Business News Asia
Gold contracts closed positive last night (27 Oct).
The gold futures were up $5.4, or 0.3%, at $1,798.8 per ounce.
Silver futures were up 10.3 cents, or 0.43%, at $24.191 an ounce.
The platinum contracts were down $13.6, or 1.32%, at $1,019.3 per ounce.
The palladium contracts were down $30.50, or 1.5%, at $1,974.30 an ounce.
Gold contracts rose as the yield on the 10-year U.S. Treasury bond fell below 1.6%. The depreciation of the dollar is also a positive factor for the gold market.
The movement index of the dollar DXY against six other major currencies in a basket of currencies was 0.14% lower at 93.8082.
Gold contracts were also driven by rising gold demand in China and buying pressure on safe havens following the release of poor economic data from the US.
The U.S. Commerce Department reported that demand for durable goods lasting three years or longer fell 0.4% in September after rising 1.3% in August.

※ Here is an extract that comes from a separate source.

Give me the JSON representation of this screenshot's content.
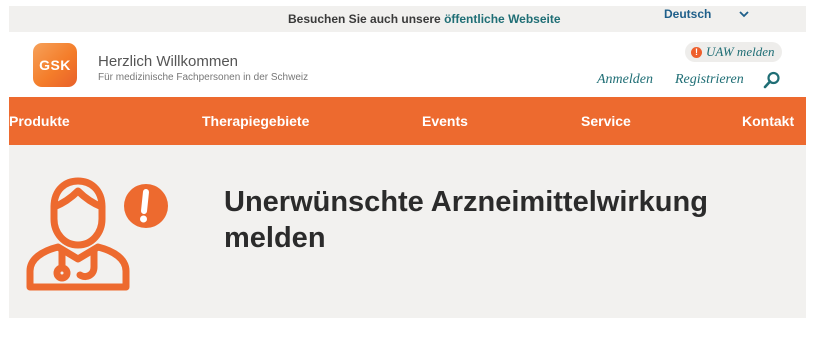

Investors are closely following bank meetings around the world, with the Bank of Japan (BOJ) and the European Central Bank (ECB) meeting today.
Crude oil futures fell more than 2% after the U.S. Energy Information Administration (EIA) reported an increase in U.S. crude oil inventories.
WTI crude futures were down $1.99, or 2.4%, at $82.66 a barrel.
BRENT crude futures were down $1.82, or 2.1%, at $84.58 a barrel.
Last week, the EIA reported a 4.3 million barrel increase in U.S. crude oil inventories. As a result, crude oil contracts fell. This is in line with the American Petroleum Institute (API), which had previously reported that U.S. crude oil inventories rose by 2.3 million barrels last week.
The EIA also reported that crude oil inventories at Cushing, Oklahoma, the delivery point for U.S. crude oil fell by 3.9 million barrels. Gasoline inventories fell 2 million barrels and refined oil, heating oil and diesel inventories fell 400,000 barrels last week.